Step 530, determining a first planned path based on a simulation result of at least one simulation.
For more description of the first planned path see fig. 2 and its associated description.
In some embodiments, the anti-collision system determines a candidate planned path with the smallest test collision risk in the simulation result as the first planned path based on the simulation result of the at least one simulation. The simulation results include the test collision risk determined by each simulation.
In some embodiments of the present disclosure, in combination with a target path library required for treatment of a patient, an optimal first planned path is comprehensively evaluated and determined, improving the efficiency of determining the first planned path.
It should be noted that the above description of the flow 400 and the flow 500 is for illustration and description only, and is not intended to limit the scope of applicability of the present description. Various modifications and changes to the flow may be made by those skilled in the art under the guidance of this specification. However, such modifications and variations are still within the scope of the present description.
Some embodiments of the present description also provide a computer-readable storage medium storing computer instructions that, when read by a computer, perform the method of any one of the above embodiments.
Furthermore, certain features, structures, or characteristics of one or more embodiments of the present description may be combined as suitable.

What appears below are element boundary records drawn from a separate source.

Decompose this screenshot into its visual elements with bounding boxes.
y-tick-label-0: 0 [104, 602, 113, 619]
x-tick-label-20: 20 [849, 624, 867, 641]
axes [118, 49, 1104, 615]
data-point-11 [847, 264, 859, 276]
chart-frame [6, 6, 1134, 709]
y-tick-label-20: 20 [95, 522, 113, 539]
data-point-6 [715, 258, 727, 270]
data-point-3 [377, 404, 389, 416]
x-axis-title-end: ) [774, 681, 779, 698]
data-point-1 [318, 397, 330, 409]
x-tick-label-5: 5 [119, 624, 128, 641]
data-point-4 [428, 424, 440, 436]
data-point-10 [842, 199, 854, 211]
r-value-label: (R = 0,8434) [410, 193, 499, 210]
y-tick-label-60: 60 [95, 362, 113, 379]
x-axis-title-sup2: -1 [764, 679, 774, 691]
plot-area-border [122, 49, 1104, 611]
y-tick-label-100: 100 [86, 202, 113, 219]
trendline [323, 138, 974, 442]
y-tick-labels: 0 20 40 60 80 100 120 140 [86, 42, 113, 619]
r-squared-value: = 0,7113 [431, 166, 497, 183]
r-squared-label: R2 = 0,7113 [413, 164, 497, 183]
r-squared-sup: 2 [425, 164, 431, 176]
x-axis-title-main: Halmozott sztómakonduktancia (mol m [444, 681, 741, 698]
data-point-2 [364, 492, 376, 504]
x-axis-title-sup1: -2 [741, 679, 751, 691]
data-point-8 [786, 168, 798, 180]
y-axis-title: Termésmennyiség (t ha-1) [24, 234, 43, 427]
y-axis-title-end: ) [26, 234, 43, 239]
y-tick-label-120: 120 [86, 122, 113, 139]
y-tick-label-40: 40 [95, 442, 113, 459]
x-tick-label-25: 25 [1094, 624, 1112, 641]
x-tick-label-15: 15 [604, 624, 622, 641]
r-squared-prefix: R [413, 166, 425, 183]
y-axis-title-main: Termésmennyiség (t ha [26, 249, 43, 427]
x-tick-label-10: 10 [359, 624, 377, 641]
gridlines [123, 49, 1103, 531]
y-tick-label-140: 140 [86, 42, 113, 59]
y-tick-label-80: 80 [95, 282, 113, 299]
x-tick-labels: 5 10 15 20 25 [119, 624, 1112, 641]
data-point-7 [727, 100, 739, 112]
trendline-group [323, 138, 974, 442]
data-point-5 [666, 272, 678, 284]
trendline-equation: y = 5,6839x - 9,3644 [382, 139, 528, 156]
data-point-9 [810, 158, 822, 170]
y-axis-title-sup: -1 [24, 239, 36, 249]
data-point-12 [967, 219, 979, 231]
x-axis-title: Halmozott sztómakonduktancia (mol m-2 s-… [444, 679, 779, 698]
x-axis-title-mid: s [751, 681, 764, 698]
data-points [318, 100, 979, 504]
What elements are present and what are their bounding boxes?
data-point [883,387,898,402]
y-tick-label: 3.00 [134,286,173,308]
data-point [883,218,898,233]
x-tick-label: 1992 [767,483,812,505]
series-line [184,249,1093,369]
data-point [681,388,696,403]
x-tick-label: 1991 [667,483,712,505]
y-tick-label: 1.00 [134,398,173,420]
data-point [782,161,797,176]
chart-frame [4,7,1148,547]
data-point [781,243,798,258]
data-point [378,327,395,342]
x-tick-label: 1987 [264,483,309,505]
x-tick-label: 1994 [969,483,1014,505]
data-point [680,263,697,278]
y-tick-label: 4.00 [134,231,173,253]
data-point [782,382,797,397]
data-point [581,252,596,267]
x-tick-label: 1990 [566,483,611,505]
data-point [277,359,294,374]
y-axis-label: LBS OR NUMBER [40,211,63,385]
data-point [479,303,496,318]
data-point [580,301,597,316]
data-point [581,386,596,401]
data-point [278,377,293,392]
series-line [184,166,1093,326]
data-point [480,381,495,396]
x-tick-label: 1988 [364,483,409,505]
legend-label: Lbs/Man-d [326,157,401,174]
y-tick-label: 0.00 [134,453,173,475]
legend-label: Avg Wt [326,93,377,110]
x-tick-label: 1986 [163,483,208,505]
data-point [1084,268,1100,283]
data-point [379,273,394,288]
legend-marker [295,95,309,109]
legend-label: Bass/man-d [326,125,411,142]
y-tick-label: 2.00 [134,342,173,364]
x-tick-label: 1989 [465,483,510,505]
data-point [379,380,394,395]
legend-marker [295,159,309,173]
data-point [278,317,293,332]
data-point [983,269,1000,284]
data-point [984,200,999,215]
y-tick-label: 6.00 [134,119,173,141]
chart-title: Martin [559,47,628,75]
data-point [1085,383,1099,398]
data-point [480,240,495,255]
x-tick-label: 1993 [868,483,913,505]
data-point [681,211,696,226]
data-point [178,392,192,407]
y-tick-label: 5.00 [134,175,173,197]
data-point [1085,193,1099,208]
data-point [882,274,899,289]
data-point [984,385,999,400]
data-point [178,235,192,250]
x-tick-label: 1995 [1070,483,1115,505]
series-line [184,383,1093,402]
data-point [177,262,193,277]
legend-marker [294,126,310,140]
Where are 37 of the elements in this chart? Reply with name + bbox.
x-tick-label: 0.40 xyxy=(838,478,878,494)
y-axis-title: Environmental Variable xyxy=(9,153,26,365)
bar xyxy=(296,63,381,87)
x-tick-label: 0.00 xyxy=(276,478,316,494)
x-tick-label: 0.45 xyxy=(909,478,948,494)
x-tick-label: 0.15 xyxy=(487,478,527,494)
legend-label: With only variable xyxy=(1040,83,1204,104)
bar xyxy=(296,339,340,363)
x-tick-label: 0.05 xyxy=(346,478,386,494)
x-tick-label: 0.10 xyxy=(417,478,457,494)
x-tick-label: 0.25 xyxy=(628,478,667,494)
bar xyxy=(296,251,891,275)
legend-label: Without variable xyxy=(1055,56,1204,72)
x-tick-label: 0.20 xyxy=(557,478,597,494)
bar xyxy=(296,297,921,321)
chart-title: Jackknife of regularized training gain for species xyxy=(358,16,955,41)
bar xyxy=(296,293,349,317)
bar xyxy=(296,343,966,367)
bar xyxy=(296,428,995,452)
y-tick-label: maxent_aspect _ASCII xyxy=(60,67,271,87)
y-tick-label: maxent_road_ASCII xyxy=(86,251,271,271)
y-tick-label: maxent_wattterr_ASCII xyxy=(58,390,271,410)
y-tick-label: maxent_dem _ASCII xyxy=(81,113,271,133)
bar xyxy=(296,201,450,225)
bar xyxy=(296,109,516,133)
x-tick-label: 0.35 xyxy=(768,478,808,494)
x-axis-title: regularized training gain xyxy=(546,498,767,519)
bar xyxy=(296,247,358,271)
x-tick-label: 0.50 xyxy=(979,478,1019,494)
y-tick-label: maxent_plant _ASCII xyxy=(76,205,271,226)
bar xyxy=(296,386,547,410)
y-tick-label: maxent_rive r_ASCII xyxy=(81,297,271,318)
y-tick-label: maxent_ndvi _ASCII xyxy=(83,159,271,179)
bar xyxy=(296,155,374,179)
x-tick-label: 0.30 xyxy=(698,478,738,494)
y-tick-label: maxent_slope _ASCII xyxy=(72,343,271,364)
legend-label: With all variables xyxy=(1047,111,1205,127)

In some embodiments, numbers describing the components, number of attributes are used, it being understood that such numbers being used in the description of embodiments are modified in some examples by the modifier "about," approximately, "or" substantially. Unless otherwise indicated, "about," "approximately," or "substantially" indicate that the number allows for a 20% variation. Accordingly, in some embodiments, numerical parameters set forth in the specification and claims are approximations that may vary depending upon the desired properties sought to be obtained by the individual embodiments. In some embodiments, the numerical parameters should take into account the specified significant digits and employ a method for preserving the general number of digits. Although the numerical ranges and parameters set forth herein are approximations that may be employed in some embodiments to confirm the breadth of the range, in particular embodiments, the setting of such numerical values is as precise as possible.
If the description, definition, and/or use of a term in this specification makes reference to a material that is inconsistent or conflicting with the disclosure provided herein, the description, definition, and/or use of the term in this specification controls.